Why can Human Traffickers use Technology better than the Law-Enforcement Agencies and NGOs trying to stop trafficking?

According to the U.S. State Department, approximately 800,000 people are illegally trafficked across international borders every year. Some 80% of these victims are female and half are children. Meanwhile, thousands of unaccompanied minors are seeking refuge from war-torn countries, only to be sold into slavery or used as live organ donors. Major challenges impeding efforts to stop Human Trafficking include:

• Criminals utilize up-to-date-technology to traffic victims and simultaneously subject them to both physical and psychological abuse.
• There is no single comprehensive tool/database to bridge technology, communication and information gaps regardless of whether the victim is a refugee from war, a runaway snared by drugs, or kidnapped by a stranger, relative or acquaintance.
• Human Tracking-information comes from a vast quantity of sources and languages across social media, websites, criminal databases, public transportation cameras and YouTube images/videos.
• Lack of a campaign for combating HT that comprehensively examines all three HT components simultaneously, namely using technology to help law enforcement, health and mental health organizations to improve safety and protection.

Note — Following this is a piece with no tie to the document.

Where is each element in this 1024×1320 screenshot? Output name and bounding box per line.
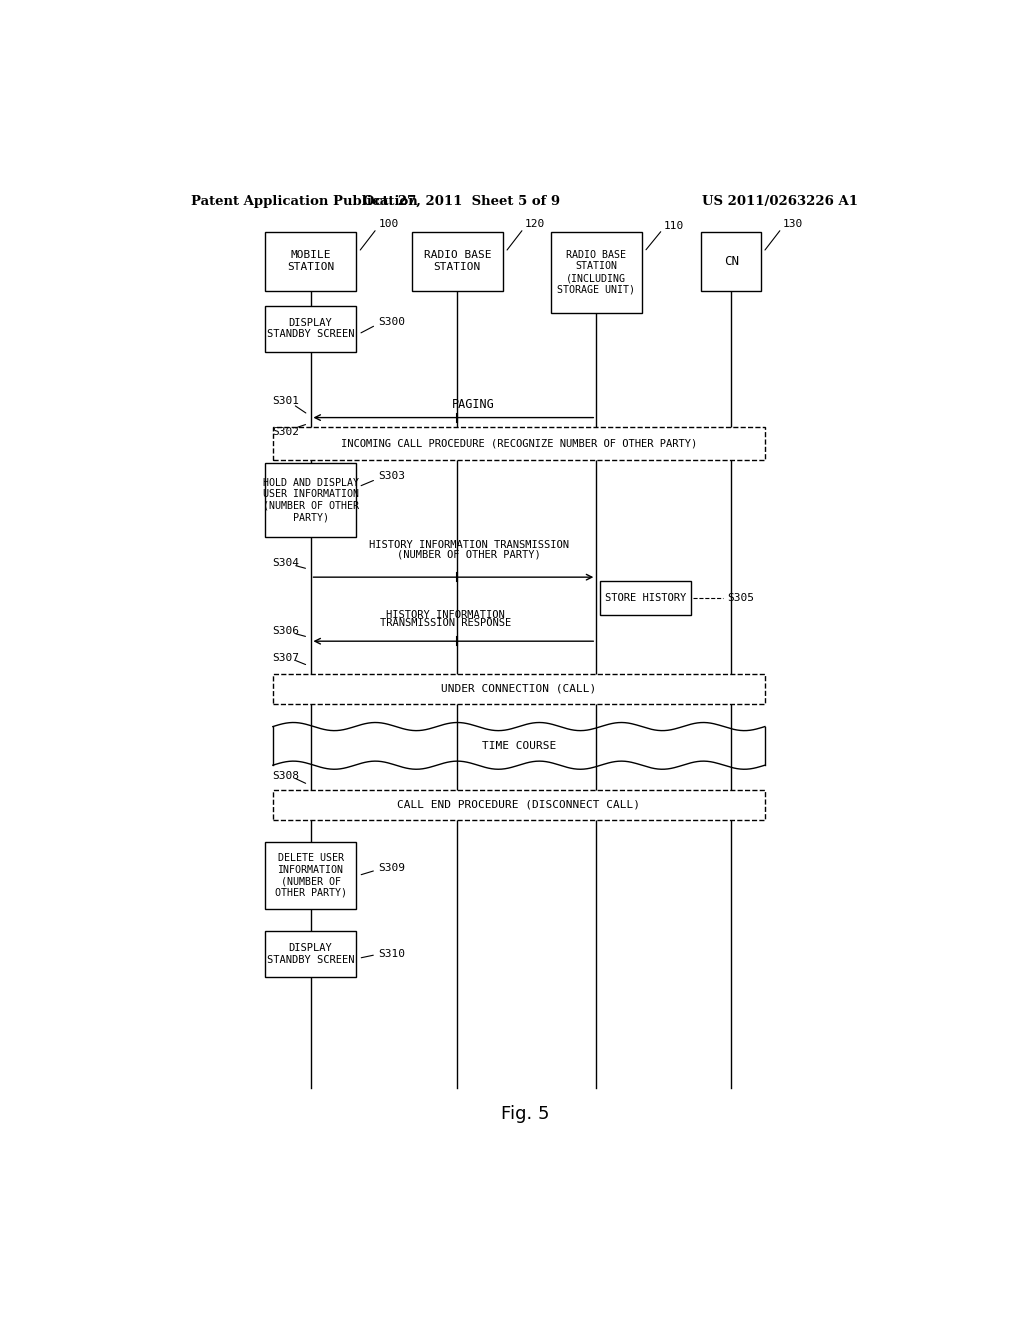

Dr. Panetta has partnered with Dr. Mollica, Harvard University Professor, and Physician at the Massachusetts General Hospital in Boston, and her long-time research partner, Dr. Sos Agaian, IEEE Fellow and Distinguished Professor at the University of Texas, San Antonio to create a Human Trafficking Combat team utilizes our collective experience to develop technologies to arm law-enforcement, health organizations and government agencies with the tools and data mining techniques to conquer Human Trafficking. Our current projects are being used in refugee camps in Greece, Syria and Lebanon.